A versão de Orson Welles vale mais pelo visionarismo e visceralidade do próprio
diretor do que exatamente pela harmonia do conjunto (para a qual contribuiu
principalmente a caracterização do próprio e ultranarcisista diretor no
papel-título). Ainda assim, um filme grandioso. A versão corretinha de Oliver
Parker, de 1995, tem, para mim, a melhor e mais linda Desdêmona do cinema,
Irène Jacob;
5. César deve morrer
(2011). Ainda que o filme de 1953 de Joseph L. Mankiewcz seja o mais bem-sucedido
e equilibrado espetáculo hollywoodiano já levado a cabo utilizando uma tragédia
shakesperiana (além de ser um grande momento de James Mason), há muitos anos já
não esperava mais nenhuma versão realmente inovadora e brilhante de uma peça do
bardo. E eis que os irmãos Taviani resolvem a equação de forma genial e
simples: colocando presidiários para interpretar o drama da conspiração romana.

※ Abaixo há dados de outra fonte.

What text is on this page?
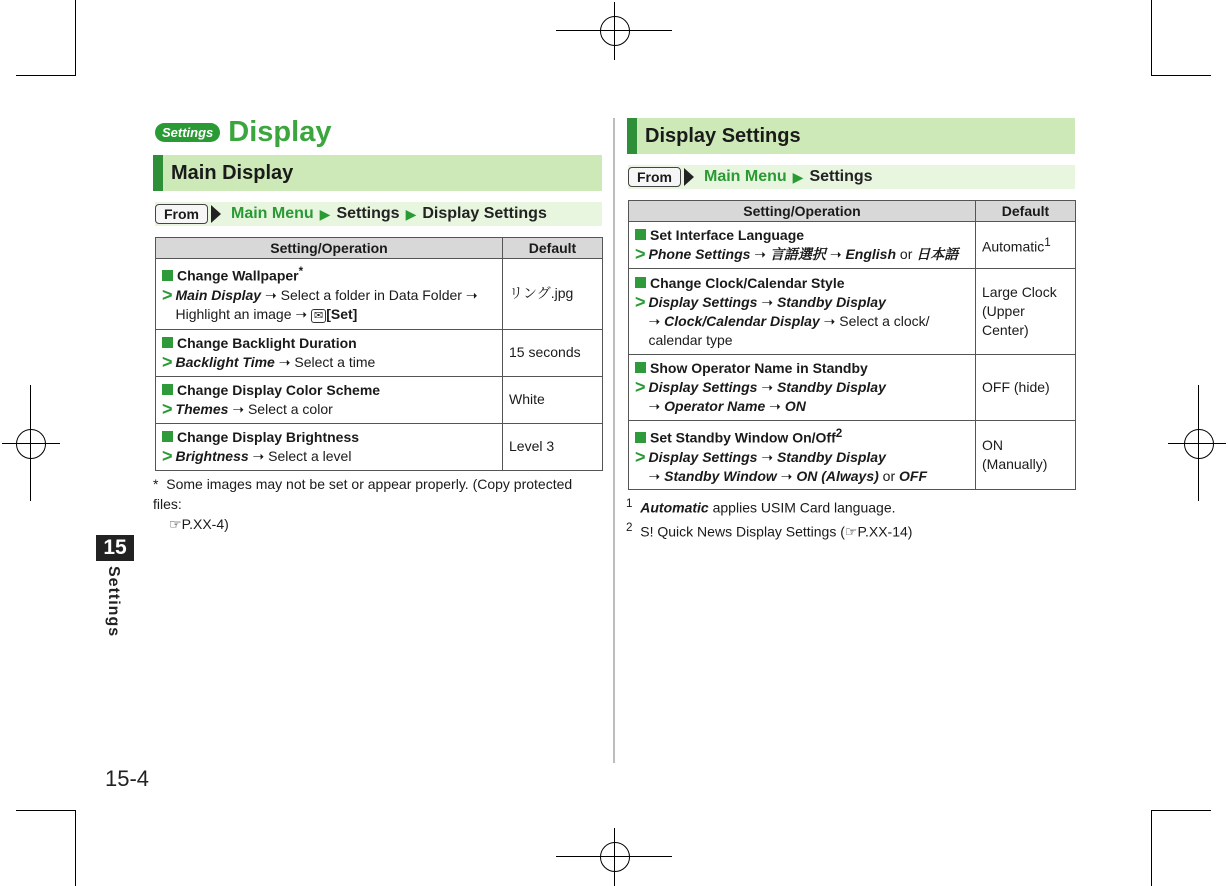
15
Settings
15-4
Settings Display
Main Display
From	Main Menu ▶ Settings ▶ Display Settings
Setting/Operation	Default

Change Wallpaper*
> Main Display ➝ Select a folder in Data Folder ➝
Highlight an image ➝ ✉ [Set]	リング.jpg

Change Backlight Duration
> Backlight Time ➝ Select a time	15 seconds

Change Display Color Scheme
> Themes ➝ Select a color	White

Change Display Brightness
> Brightness ➝ Select a level	Level 3
* Some images may not be set or appear properly. (Copy protected files:
☞P.XX-4)
Display Settings
From	Main Menu ▶ Settings
Setting/Operation	Default

Set Interface Language
> Phone Settings ➝ 言語選択 ➝ English or 日本語	Automatic$^1$

Change Clock/Calendar Style
> Display Settings ➝ Standby Display
➝ Clock/Calendar Display ➝ Select a clock/
calendar type	Large Clock (Upper Center)

Show Operator Name in Standby
> Display Settings ➝ Standby Display
➝ Operator Name ➝ ON	OFF (hide)

Set Standby Window On/Off$^2$
> Display Settings ➝ Standby Display
➝ Standby Window ➝ ON (Always) or OFF	ON (Manually)
$^1$ Automatic applies USIM Card language.
$^2$ S! Quick News Display Settings (☞P.XX-14)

Um dos maiores filmes recentes;
6. A megera domada (1967). Não posso
dizer que sou muito fã de Franco Zeffirelli. Mas, se algum dia ele já acertou a
mão num filme, foi nessa deliciosa travessura do casal Elizabeth Taylor-Richard
Burton, inspiradíssimo nos seus arrufos e arrulhos, numa encenação bela de ver,
leve, dinâmica, cheia de verve e charme;
7. Como gostais
(1936). Um jovem Laurence Olivier (ainda sem aqueles maneirismos canastrônicos
que ele foi cristalizando no cinema) atua, nessa adaptação dirigida por Paul
Czinner, no papel de Orlando, naquela que é a comédia mais espirituosa e
engenhosa de Shakespeare. Apesar do roteiro não dar conta plenamente disso, o
filme tem aquele timing dos anos
1930, e pode ser uma boa introdução para quem quer começar a conhecer o lote
menos trágico da sua obra;
8. Henrique IV -
2ª. parte (2012). Richard Eyre não é um grande diretor, longe disso, mas ele
fez a mais cirúrgica e precisa adaptação de uma peça histórica de Shakespeare,
pelo menos em anos recentes. Essa segunda parte é bem mais interessante que a
primeira (diga-se a verdade: é impossível entender todos os imbróglios ligados
à sucessão real dessas peças). Jeremy Irons, soberbo;
9. O mercador de Veneza (1973). E
eis uma interpretação shakespeariana de Laurence Olivier na lista, enfim! Na
verdade, incluo este telefilme de John Sichel porque foi a primeira vez, quando
eu ainda era garoto, que um texto de Shakespeare me despertou a atenção,
siderado que eu fiquei com as cenas de julgamento, as réplicas, a atmosfera
toda dessa estranha peça;
10. Sonho de uma noite de verão
(1935). Acho que Max Reinhardt deu o toque de classe, o “plus” ao codirigir com
William Dieterle uma versão americana da sublime farsa sazonal, muito menos
ridícula e forçada (talvez pela pátina nostálgica) que quase todas as versões
posteriores das comédias shakespearianas com elencos mais castiços. O elenco é
inusitado, indo de James Cagney (não, não, ele não interpreta Puck, papel de
Mickey Rooney, mas encarna Bottom, curiosidade que já valeria uma olhada no
filme) a Olivia de Havilland (Hermia).